Is negative boost possible?

2009-08-18 Thread Larry He
Hi all,

I am looking for a way to assign negative boost to a term in Solr query.
Our use scenario is that we want to boost matching documents that are
updated recently and penalize those that have not been updated for a long
time.  There are other terms in the query that would affect the scores as
well.  For example we construct a query similar to this:

*:* field1:value1^2  field2:value2^2 lastUpdateTime:[NOW/DAY-90DAYS TO *]^5
lastUpdateTime:[* TO NOW/DAY-365DAYS]^-3

I notice it's not possible to simply use a negative boosting factor in the
query.  Is there any way to achieve such result?

Regards,
Shi Quan He


Re: Solr query performance issue

2009-05-26 Thread Larry He
We actually want OR operator on  those values.  Filters can only do AND,
right?

Is it better performance to have the query as field1:01 field1:02 field1:03
instead of field1:(01 02 03)?

BR,
Larry

On Tue, May 26, 2009 at 5:15 PM, Otis Gospodnetic <
otis_gospodne...@yahoo.com> wrote:

>
> What about field1:01 . field:100 being used as separate filters (that
> would then get ANDed) -- doable?
>
>  Otis
> --
> Sematext -- http://sematext.com/ -- Lucene - Solr - Nutch
>
>
>
> - Original Message 
> > From: Development Team 
> > To: solr-user@lucene.apache.org; yo...@lucidimagination.com
> > Sent: Tuesday, May 26, 2009 4:54:34 PM
> > Subject: Re: Solr query performance issue
> >
> > Yes, those terms are important in calculating the relevancy scores so
> they
> > are not in the filter queries.  I was hoping if I can cache everything
> about
> > a field, any combinations on the field values will be read from cache.
> Then
> > it does not matter if I query for field1:(02 04 05), or field1:(01 02) or
> > field1:03 the response time is equally quick.  Is there anyway to achieve
> > that?
> > Yeah, the range queries are also a bottleneck too, I will give the
> TrieRange
> > fields a try.  Thanks for you advice.
> >
> > Best Regards,
> > Shi Quan He
> >
> > On Tue, May 26, 2009 at 3:55 PM, Yonik Seeley wrote:
> >
> > > On Tue, May 26, 2009 at 3:42 PM, Larry He wrote:
> > > > We have about 100 different fields and 1 million documents we indexed
> > > with
> > > > Solr.  Many of the fields are multi-valued, and some are numbers (for
> > > range
> > > > search).  We are expecting to perform solr queries contains over 30
> terms
> > > > and often the response time is well over a second.  I found that the
> > > caches
> > > > in Solr such as QueryResultCache and FilterCache does not help us
> much in
> > > > this case as most of the queries have combinations of terms that are
> > > > unlikely to repeat.  An example of our query would look like:
> > > >
> > > > field1:(02 04 05) field2:(01 02 03) field2:(01 02 03) ...
> > > >
> > > > My question is how can we improve performance of these queries?
> > >
> > > filters are independently cached... but they are currently only "AND"
> > > filters, so you could only split it up like so:
> > >
> > > fq=field1:(02 04 05)&fq=field2:(01 02 03)&fq=field2:(01 02 03)
> > > But that won't help unless any of the individual fq params are
> > > repeated across different queries.
> > >
> > > Range search can also be sped up a lot via the use of the new
> > > TrieRange fields, or via the frange (function range query)
> > > capabilities in Solr 1.4 it's not clear if the range queries or
> > > the term queries are your current bottleneck.
> > >
> > > If the range queries aren't your bottleneck and separate filters don't
> > > work, then a query type could be developed that would help your
> > > situation by caching matches on term queries.
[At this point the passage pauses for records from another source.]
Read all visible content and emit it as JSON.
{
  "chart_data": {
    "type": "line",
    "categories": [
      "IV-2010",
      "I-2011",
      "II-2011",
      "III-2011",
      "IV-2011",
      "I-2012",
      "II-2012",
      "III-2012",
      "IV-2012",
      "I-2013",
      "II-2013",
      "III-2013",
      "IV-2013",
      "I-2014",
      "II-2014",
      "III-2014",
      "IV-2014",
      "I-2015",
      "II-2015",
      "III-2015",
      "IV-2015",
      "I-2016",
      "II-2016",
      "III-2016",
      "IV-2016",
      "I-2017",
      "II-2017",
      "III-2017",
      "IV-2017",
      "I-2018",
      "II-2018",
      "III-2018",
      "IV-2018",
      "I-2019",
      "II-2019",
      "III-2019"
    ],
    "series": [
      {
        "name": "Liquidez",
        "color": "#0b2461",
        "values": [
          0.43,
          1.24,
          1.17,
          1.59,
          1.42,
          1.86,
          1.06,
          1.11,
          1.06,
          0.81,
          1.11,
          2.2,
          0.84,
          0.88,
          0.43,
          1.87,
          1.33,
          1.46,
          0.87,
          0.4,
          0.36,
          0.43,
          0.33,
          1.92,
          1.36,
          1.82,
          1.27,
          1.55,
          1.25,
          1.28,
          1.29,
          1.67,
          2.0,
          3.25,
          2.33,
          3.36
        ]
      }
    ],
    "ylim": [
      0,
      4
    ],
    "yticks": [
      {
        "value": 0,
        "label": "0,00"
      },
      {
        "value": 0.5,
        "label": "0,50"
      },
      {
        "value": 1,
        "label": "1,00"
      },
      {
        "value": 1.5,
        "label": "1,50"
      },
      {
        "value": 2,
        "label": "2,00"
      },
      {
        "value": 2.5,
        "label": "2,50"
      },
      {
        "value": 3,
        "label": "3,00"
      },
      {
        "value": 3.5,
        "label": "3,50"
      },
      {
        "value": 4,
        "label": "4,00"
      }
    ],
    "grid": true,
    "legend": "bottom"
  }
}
Are relevancy scores
> > > important for the clauses like field1:(02 04 05), or do you sort by
> > > some other criteria?
> > >
> > > -Yonik
> > > http://www.lucidimagination.com
> > >
>
>


Solr query performance issue

2009-05-26 Thread Larry He
Hi All,

We have about 100 different fields and 1 million documents we indexed with
Solr.  Many of the fields are multi-valued, and some are numbers (for range
search).  We are expecting to perform solr queries contains over 30 terms
and often the response time is well over a second.  I found that the caches
in Solr such as QueryResultCache and FilterCache does not help us much in
this case as most of the queries have combinations of terms that are
unlikely to repeat.  An example of our query would look like:

field1:(02 04 05) field2:(01 02 03) field3:(02 03 04 06) ...

My question is how can we improve performance of these queries?  Does Lucene
have to read the index file again if we first do a query containing the term
field1:01 then a second query containing field1:02?  If we have sufficient
memory, is it possible to cache certain fields so that it does not need to
read from index files at all?  Hope someone could provide me some
suggestions.

Thanks,
Larry He